Jackson has a background in science, technology and innovation policy and is pursuing a doctorate at the Sir Arthur Lewis Institute for Social and Economic Studies, UWI, Cave Hill Campus.
His research area is “The Digital Economy, Digital Trade and the Prospects for Small States Economic Development”
“I am in a cutting-edge area. I am researching in a cutting edge area that may be described as the digital economy and the prospects for small states development. It is very timely area of research, very pertinent to our development prospects and COVID-19 confirms exactly that.”
Jackson said this is an area in which he is very interested.
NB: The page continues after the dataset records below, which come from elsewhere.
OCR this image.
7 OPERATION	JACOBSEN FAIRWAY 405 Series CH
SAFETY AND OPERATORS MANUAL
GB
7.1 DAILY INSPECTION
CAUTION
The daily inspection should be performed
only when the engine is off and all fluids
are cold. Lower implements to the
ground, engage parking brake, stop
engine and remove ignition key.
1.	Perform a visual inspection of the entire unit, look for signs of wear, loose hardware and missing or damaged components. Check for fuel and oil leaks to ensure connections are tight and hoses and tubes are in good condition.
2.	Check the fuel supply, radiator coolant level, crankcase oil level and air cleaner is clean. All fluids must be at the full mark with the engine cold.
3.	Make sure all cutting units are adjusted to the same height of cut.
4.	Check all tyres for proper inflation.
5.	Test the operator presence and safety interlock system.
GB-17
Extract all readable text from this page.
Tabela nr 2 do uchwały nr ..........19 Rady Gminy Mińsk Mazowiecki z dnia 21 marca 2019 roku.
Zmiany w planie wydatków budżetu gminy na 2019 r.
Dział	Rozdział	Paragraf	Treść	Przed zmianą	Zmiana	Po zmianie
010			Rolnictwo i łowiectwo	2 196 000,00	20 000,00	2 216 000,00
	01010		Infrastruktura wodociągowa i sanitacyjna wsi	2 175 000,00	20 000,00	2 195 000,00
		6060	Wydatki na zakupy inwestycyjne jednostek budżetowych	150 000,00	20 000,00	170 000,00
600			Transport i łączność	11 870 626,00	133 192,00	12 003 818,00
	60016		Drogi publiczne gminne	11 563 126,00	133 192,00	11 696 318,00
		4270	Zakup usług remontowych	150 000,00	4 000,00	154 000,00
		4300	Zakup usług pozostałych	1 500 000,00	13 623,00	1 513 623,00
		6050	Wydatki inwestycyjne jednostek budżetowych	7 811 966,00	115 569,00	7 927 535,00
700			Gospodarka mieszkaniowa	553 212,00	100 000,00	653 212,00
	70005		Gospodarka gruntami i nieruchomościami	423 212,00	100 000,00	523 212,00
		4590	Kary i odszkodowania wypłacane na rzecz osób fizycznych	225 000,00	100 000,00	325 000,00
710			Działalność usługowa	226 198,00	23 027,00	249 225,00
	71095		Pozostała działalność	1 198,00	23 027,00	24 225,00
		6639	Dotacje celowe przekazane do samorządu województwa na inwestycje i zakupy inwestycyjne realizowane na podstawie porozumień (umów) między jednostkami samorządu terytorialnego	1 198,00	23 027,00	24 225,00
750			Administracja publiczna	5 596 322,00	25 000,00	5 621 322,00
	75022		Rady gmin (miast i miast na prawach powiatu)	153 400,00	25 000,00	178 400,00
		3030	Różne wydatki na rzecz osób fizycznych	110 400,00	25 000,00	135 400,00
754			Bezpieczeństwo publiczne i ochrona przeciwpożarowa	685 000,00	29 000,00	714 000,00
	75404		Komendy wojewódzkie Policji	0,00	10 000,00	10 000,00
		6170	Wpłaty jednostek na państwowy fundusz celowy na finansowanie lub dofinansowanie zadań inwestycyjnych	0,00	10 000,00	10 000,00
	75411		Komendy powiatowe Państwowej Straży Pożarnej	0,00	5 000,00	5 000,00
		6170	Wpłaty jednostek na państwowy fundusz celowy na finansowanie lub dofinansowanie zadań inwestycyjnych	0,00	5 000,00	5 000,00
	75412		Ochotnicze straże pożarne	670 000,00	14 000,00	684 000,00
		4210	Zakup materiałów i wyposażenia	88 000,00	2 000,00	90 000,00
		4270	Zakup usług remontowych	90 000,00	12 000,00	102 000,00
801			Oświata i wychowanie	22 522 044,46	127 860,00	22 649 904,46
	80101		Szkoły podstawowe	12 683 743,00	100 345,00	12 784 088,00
“I have worked along with different regional institutions, including the Eastern Caribbean Central Bank. In particular, I have been to the World Bank in Washington with the ECCB to discuss this topic for the Caribbean. So it’s a really relevant area and it is something that I really want to finish, but as far as politics go, I think this is the time for me to say, ‘Hello, I am present. And I am standing up.”
Jackson also holds a Master of Science degree in innovation management and entrepreneurship from Manchester Business School in the United Kingdom.
He also holds a Bachelor of Science degree in biological sciences from Universidad de Oriente, Cuba.
Jackson is a Seventh-day Day Adventist. He joins fellow-faith members, Deputy Prime Sir Louis Straker and government senators Deborah Charles and Minerva Glasgow in the politics arena. Charles lost in 2015 in West Kingstown, while Glasgow, a newcomer, is tipped to represent the ULP in South Leeward.
iWitness News noted that there are a number of Seventh-day Adventists in politics or trying to become involved, and asked if this played a role in his decision and whether he thinks this would affect the outcome, if he emerges as the candidate.
Jackson said that his faith did not influence his decision to get involved “except to say that maybe my Christian upbringing has sensitised me in a meaningful way to issue of social justice, development, and so on.
“So, in that regard, there is an indirect influence.”
He said that his late father was an avid political supporter of Wyllie and was “like a father mentor to him”.
“Back in 1989 when Bernard entered the ring, that was mainly due to the influence of my father. So in the regard that my upbringing has exposed me and sensitised me to issues of social development, social justice, it would have influenced this decision indirectly, but the way you frame the question, it did not. It did not come into this decision.”
Jackson, who is “unmarried”, is father of three daughters and two sons, aged 3 to 25 years.